Ahora entiendo las fotos del fondo de los cajones. Amarillentas y dobladas, con sonrisas que en algún momento dejaron de sentirse. Cuando era pequeña me entretenía rebuscando en los armarios de la casa de mi abuela. Era una especie de búsqueda del tesoro. La primera vez que vi una, la saqué emocionada, ilusionada y orgullosa por haber encontrado algo que seguramente mi abuela habría perdido hace años y se estaba volviendo loca por encontrar. Aún recuerdo entrar a la cocina, mezclándome con el olor de la tarta de manzana y el trajín que conllevaba la hora de la comida. Recuerdo acercarme a ella, agarrando su delantal, con una sonrisa de oreja a oreja, mostrándole la imagen y esperando un beso de esos que dejan la marca del pintalabios. En cambio, recibí una mirada de desaprobación, un “deja eso donde estaba” y un “vete a ayudar a tu madre a poner la mesa”. Así, la segunda y tercera y muchas otras veces que encontré fotos viejas, me limité a observarlas en silencio. A intentar descifrar los rostros felices y el escenario de aquellas supuestas tragedias, enterradas tras montañas de ropa olvidada en los cajones inferiores de las cómodas.
También ahora entiendo que eso tan solo era una representación, un teatro. Las fotos se queman, se tiran, se desintegran. Los recuerdos no. Los recuerdos cada uno se los gestiona. Algunos se enmarcan, se les pone un cristal bien reluciente para que nada los manche ni los dañe y están ahí, en primera fila, tras nuestras retinas, esperando cualquier ocasión para salir a relucir, orgullosos de haber sido vividos en algún punto. Otros electrifican las yemas de nuestros dedos al intentar tocarlos, llenos de miedo y grietas, en los cajones propios, que intentamos llenar con el día a día.

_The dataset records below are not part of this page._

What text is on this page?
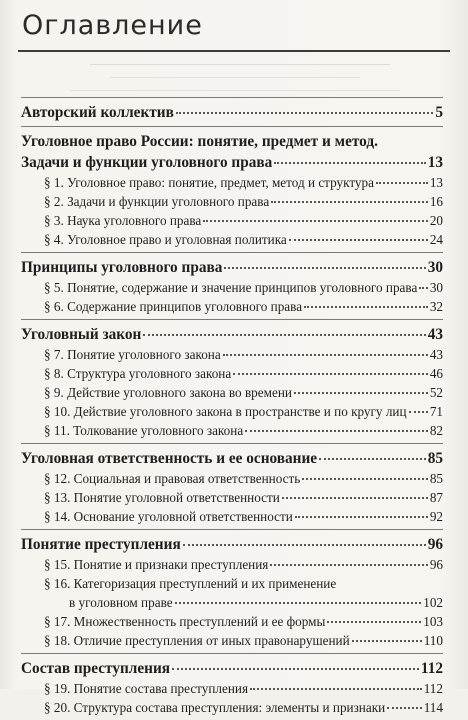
Оглавление
Авторский коллектив	5
Уголовное право России: понятие, предмет и метод.
Задачи и функции уголовного права	13
§ 1. Уголовное право: понятие, предмет, метод и структура	13
§ 2. Задачи и функции уголовного права	16
§ 3. Наука уголовного права	20
§ 4. Уголовное право и уголовная политика	24
Принципы уголовного права	30
§ 5. Понятие, содержание и значение принципов уголовного права 30
§ 6. Содержание принципов уголовного права	32
Уголовный закон	43
§ 7. Понятие уголовного закона	43
§ 8. Структура уголовного закона	46
§ 9. Действие уголовного закона во времени	52
§ 10. Действие уголовного закона в пространстве и по кругу лиц 71
§ 11. Толкование уголовного закона	82
Уголовная ответственность и ее основание	85
§ 12. Социальная и правовая ответственность	85
§ 13. Понятие уголовной ответственности	87
§ 14. Основание уголовной ответственности	92
Понятие преступления	96
§ 15. Понятие и признаки преступления	96
§ 16. Категоризация преступлений и их применение
в уголовном праве	102
§ 17. Множественность преступлений и ее формы	103
§ 18. Отличие преступления от иных правонарушений	110
Состав преступления	112
§ 19. Понятие состава преступления	112
§ 20. Структура состава преступления: элементы и признаки	114
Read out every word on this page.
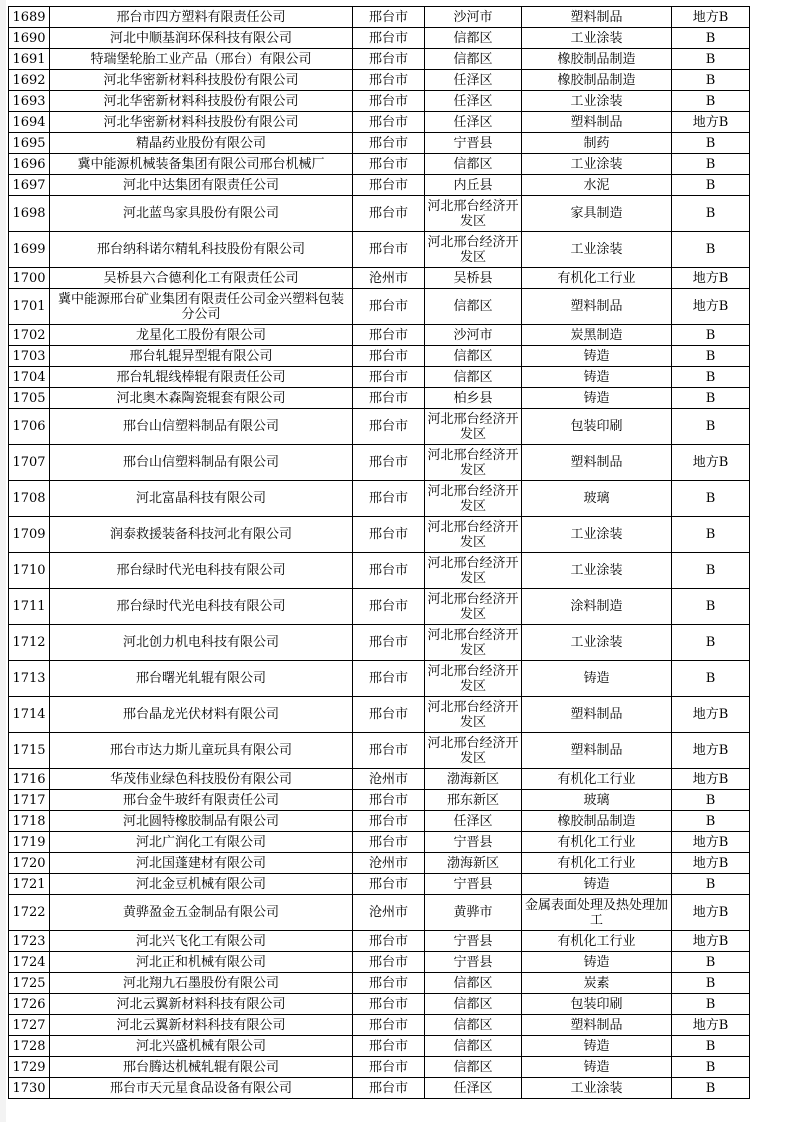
1689	邢台市四方塑料有限责任公司	邢台市	沙河市	塑料制品	地方B
1690	河北中顺基润环保科技有限公司	邢台市	信都区	工业涂装	B
1691	特瑞堡轮胎工业产品（邢台）有限公司	邢台市	信都区	橡胶制品制造	B
1692	河北华密新材料科技股份有限公司	邢台市	任泽区	橡胶制品制造	B
1693	河北华密新材料科技股份有限公司	邢台市	任泽区	工业涂装	B
1694	河北华密新材料科技股份有限公司	邢台市	任泽区	塑料制品	地方B
1695	精晶药业股份有限公司	邢台市	宁晋县	制药	B
1696	冀中能源机械装备集团有限公司邢台机械厂	邢台市	信都区	工业涂装	B
1697	河北中达集团有限责任公司	邢台市	内丘县	水泥	B
1698	河北蓝鸟家具股份有限公司	邢台市	河北邢台经济开发区	家具制造	B
1699	邢台纳科诺尔精轧科技股份有限公司	邢台市	河北邢台经济开发区	工业涂装	B
1700	吴桥县六合德利化工有限责任公司	沧州市	吴桥县	有机化工行业	地方B
1701	冀中能源邢台矿业集团有限责任公司金兴塑料包装分公司	邢台市	信都区	塑料制品	地方B
1702	龙星化工股份有限公司	邢台市	沙河市	炭黑制造	B
1703	邢台轧辊异型辊有限公司	邢台市	信都区	铸造	B
1704	邢台轧辊线棒辊有限责任公司	邢台市	信都区	铸造	B
1705	河北奥木森陶瓷辊套有限公司	邢台市	柏乡县	铸造	B
1706	邢台山信塑料制品有限公司	邢台市	河北邢台经济开发区	包装印刷	B
1707	邢台山信塑料制品有限公司	邢台市	河北邢台经济开发区	塑料制品	地方B
1708	河北富晶科技有限公司	邢台市	河北邢台经济开发区	玻璃	B
1709	润泰救援装备科技河北有限公司	邢台市	河北邢台经济开发区	工业涂装	B
1710	邢台绿时代光电科技有限公司	邢台市	河北邢台经济开发区	工业涂装	B
1711	邢台绿时代光电科技有限公司	邢台市	河北邢台经济开发区	涂料制造	B
1712	河北创力机电科技有限公司	邢台市	河北邢台经济开发区	工业涂装	B
1713	邢台曙光轧辊有限公司	邢台市	河北邢台经济开发区	铸造	B
1714	邢台晶龙光伏材料有限公司	邢台市	河北邢台经济开发区	塑料制品	地方B
1715	邢台市达力斯儿童玩具有限公司	邢台市	河北邢台经济开发区	塑料制品	地方B
1716	华茂伟业绿色科技股份有限公司	沧州市	渤海新区	有机化工行业	地方B
1717	邢台金牛玻纤有限责任公司	邢台市	邢东新区	玻璃	B
1718	河北圆特橡胶制品有限公司	邢台市	任泽区	橡胶制品制造	B
1719	河北广润化工有限公司	邢台市	宁晋县	有机化工行业	地方B
1720	河北国蓬建材有限公司	沧州市	渤海新区	有机化工行业	地方B
1721	河北金豆机械有限公司	邢台市	宁晋县	铸造	B
1722	黄骅盈金五金制品有限公司	沧州市	黄骅市	金属表面处理及热处理加工	地方B
1723	河北兴飞化工有限公司	邢台市	宁晋县	有机化工行业	地方B
1724	河北正和机械有限公司	邢台市	宁晋县	铸造	B
1725	河北翔九石墨股份有限公司	邢台市	信都区	炭素	B
1726	河北云翼新材料科技有限公司	邢台市	信都区	包装印刷	B
1727	河北云翼新材料科技有限公司	邢台市	信都区	塑料制品	地方B
1728	河北兴盛机械有限公司	邢台市	信都区	铸造	B
1729	邢台腾达机械轧辊有限公司	邢台市	信都区	铸造	B
1730	邢台市天元星食品设备有限公司	邢台市	任泽区	工业涂装	B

A veces siento que sigo paseando por la casa de mi abuela. Y me vuelvo a ver pequeñita, inocente, feliz, ignorante. Abro los cajones, con paciencia. Escucho con total atención cómo chirrían al deslizarse. Siento las diferentes texturas bajo mis diminutas manos. Ágiles. Saben qué caminos recorrer. Pero ya nadie me llama escaleras abajo, ni mi hermano corre a chivarse de mis ocurrencias. Retiro mantas y sábanas viejas, sin arrugarlas, con delicadeza. Hasta que la madera oscura se hace presente, a la vez que ellas. Ahora puedo cogerlas, ponerlas bajo la extravagante lamparita de la mesita de noche, y rozar los bordes con mis dedos. Mientras mis ojos leen unas líneas invisibles, mientras me paralizo y me hundo en mis recuerdos desgastados.